1. Securing Sales and Fusion Service
  2. Duty Role Components

Duty Role Components

If you want to configure the predefined security model by creating your own duty roles, then it's important to understand how duty roles are constructed.

A typical duty role consists of two components: data security policies, and function security privileges. Duty roles can also inherit other duty roles.

Function Security Policies

Function security policies permit a user who's assigned a duty role to access different user interface elements, Web services, tasks flows, and other functions. For example, a sales manager who has the Delete Opportunity functional policy can view and click the Delete button. Removing that policy removes the button from view. A function security policy is composed of:

  • A duty role name. The name of the duty where the policy applies, for example, Opportunity Sales Manager.

  • A functional privilege that specifies the application features that are being secured, for example, Delete Opportunity.

Some user interfaces aren't subject to data security so some function security privileges don't have an equivalent data security policy.

In the security reference manuals, functional privileges are listed in the Privileges section.

Data Security Policies

Data security policies specify the roles that can perform a specified action on an object, and the conditions under which the action can be carried out. A data security policy is composed of:

  • A role name. The name of the role the data security policy is granted to. The role can be a duty role, a job role or an abstract role. For example, the Opportunity Sales Manager duty role.
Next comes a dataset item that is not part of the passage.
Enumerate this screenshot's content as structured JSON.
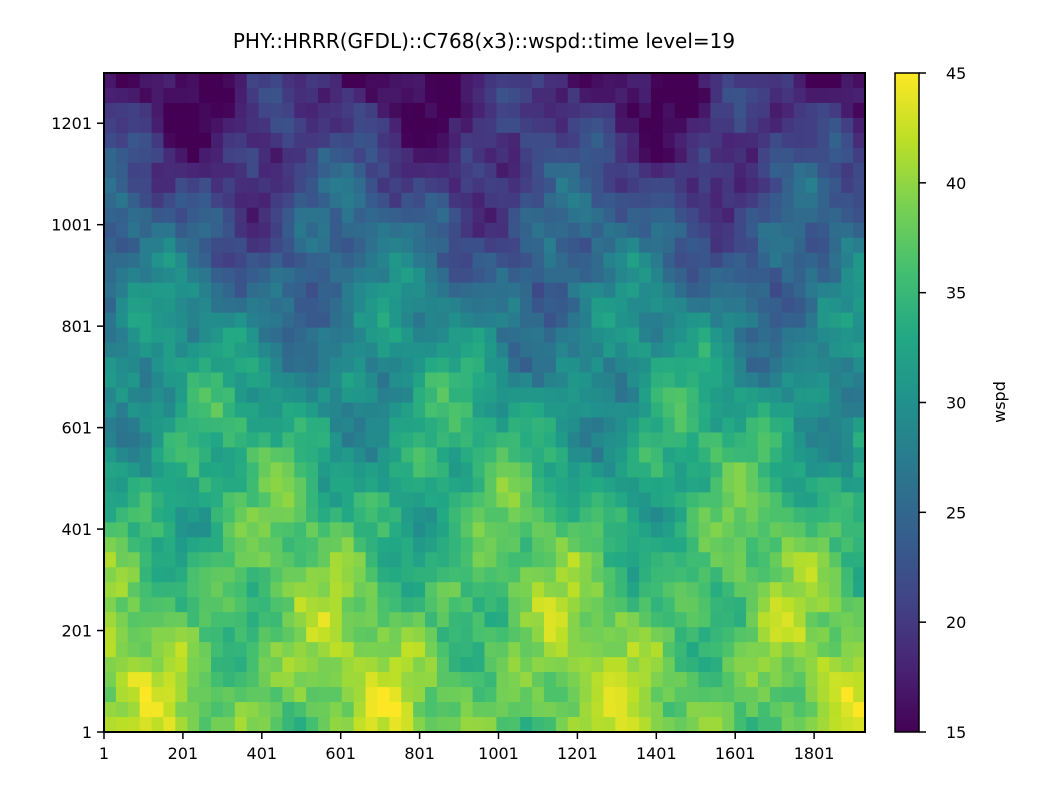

  • The business object that's being accessed, for example, opportunity. The data security policy identifies the object by its table name, for example, MOO_OPTY for opportunity.

  • A data privilege that defines the actions permitted on the data. For example, View Opportunity.
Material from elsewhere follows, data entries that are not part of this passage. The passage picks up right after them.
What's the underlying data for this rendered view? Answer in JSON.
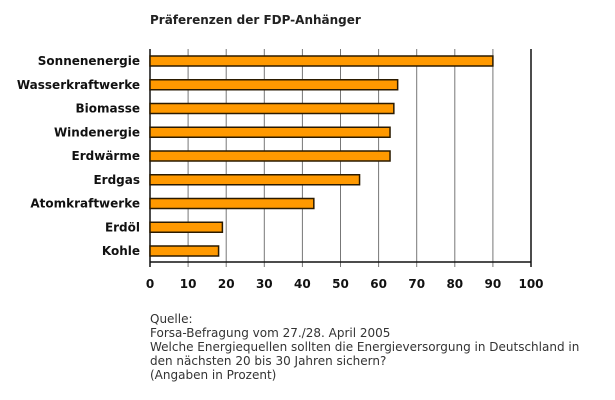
{
  "chart_data": {
    "type": "bar",
    "orientation": "horizontal",
    "title": "Präferenzen der FDP-Anhänger",
    "categories": [
      "Sonnenenergie",
      "Wasserkraftwerke",
      "Biomasse",
      "Windenergie",
      "Erdwärme",
      "Erdgas",
      "Atomkraftwerke",
      "Erdöl",
      "Kohle"
    ],
    "values": [
      90,
      65,
      64,
      63,
      63,
      55,
      43,
      19,
      18
    ],
    "xlim": [
      0,
      100
    ],
    "xticks": [
      "0",
      "10",
      "20",
      "30",
      "40",
      "50",
      "60",
      "70",
      "80",
      "90",
      "100"
    ],
    "xlabel": "",
    "ylabel": "",
    "grid": true,
    "bar_color": "#FF9900",
    "edge_color": "#2a1a00"
  },
  "source": {
    "lines": [
      "Quelle:",
      "Forsa-Befragung vom 27./28. April 2005",
      "Welche Energiequellen sollten die Energieversorgung in Deutschland in",
      "den nächsten 20 bis 30 Jahren sichern?",
      "(Angaben in Prozent)"
    ]
  }
}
  • The condition that must be met for access to the business object to be granted. For example, sales managers can view opportunities provided they're in the management chain or are members of the sales team for the opportunity.

    If the View All condition is specified, the role provides access to all data of the relevant type.

Data privileges are listed in the Data Security Policies section of the security reference manuals.

Policy Store

The policy store is the repository of all roles for Oracle Cloud Applications. The policy store is also where the security policies defined for each role are stored. The Security Console is a tool for managing the policy store for Oracle Cloud applications.